For the Long Term, the Government could:

a)     Offer six months of 0% duty on Electric Vehicle imports- the exposure to global volatilities could be eased by a move towards electric vehicles. Zimbabwe can surely negotiate better terms with global lithium energy manufacturers to take advantage of Zimbabwe’s abundant supplies to, in turn, create trading advantages for Zimbabwe. If Electric Vehicles become competitive price-wise, rational Zimbabwean consumers will without cross over to this new technology. Thes duty free imports could also include equipment related to charging and servicing of these Electric Vehicles to boost the market.

b)     Diversify fuel supplies- this includes the Government taking full advantage of opportunities opening up in Africa, Nigeria and Angola in particular. The Africa Continental Free Trade Area (ACFTA) suggests that it makes sense for Africa to trade more with Africa. The Mutapa Investment Fund can surely lead in getting deals/equity to support refineries in Angola and Nigeria and guarantee our future supplies through the Lobito corridor. On the same note, Zimbabwe’s gas fields in Gokwe, Hwange and Dande must be fully developed to begin to supply the local market.

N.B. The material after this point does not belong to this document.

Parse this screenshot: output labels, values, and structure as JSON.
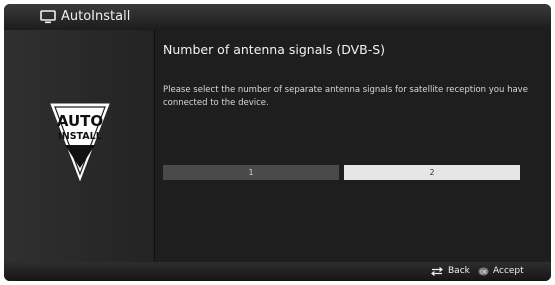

We wish to discuss the consequences of non-intervention

The economy is a security issue. Given Zimbabwe’s largely informal economy, it implies that the economy is price sensitive. Any marginal increase in prices does not only generate inflationary pressure statistically. It affects real people and create moments of discontent, which, other things being equal, could trigger public discontent.

Secondly, the argument of lost tax revenue by lowering taxes can easily be absorbed by a similar public sector contraction by limiting ALL non-essential expenditure by Ministries and other government departments. Successive Auditor General reports indicate lots of waste by Ministries and departments without consequence. This is the time for the Ministry of Finance to stop, for good, waste of public resources/corruption. The measures enshrined in Chapters 9 and 17 of the Constitution of Zimbabwe must apply without favour. Whilst government workshops, trips and meetings are normal, they are not essential in such extra-ordinary moments. Only crucial expenditure must be allowed to subsist.

Noting Zimbabwe’s all-of-government’s policy formulation process under National Development Strategy 1 and 2, one would expect extra ordinary stabilisation sessions chaired by the Office of the President and Cabinet to induce a sense of urgency and policy congruence in response to this existential threat.

This advisory is given in the public interest. It is part of the Zimbabwe Taxpayer’s Platform (ZITAP) call for tax reduction and that the government size must also be reduced to leave space for private sector growth.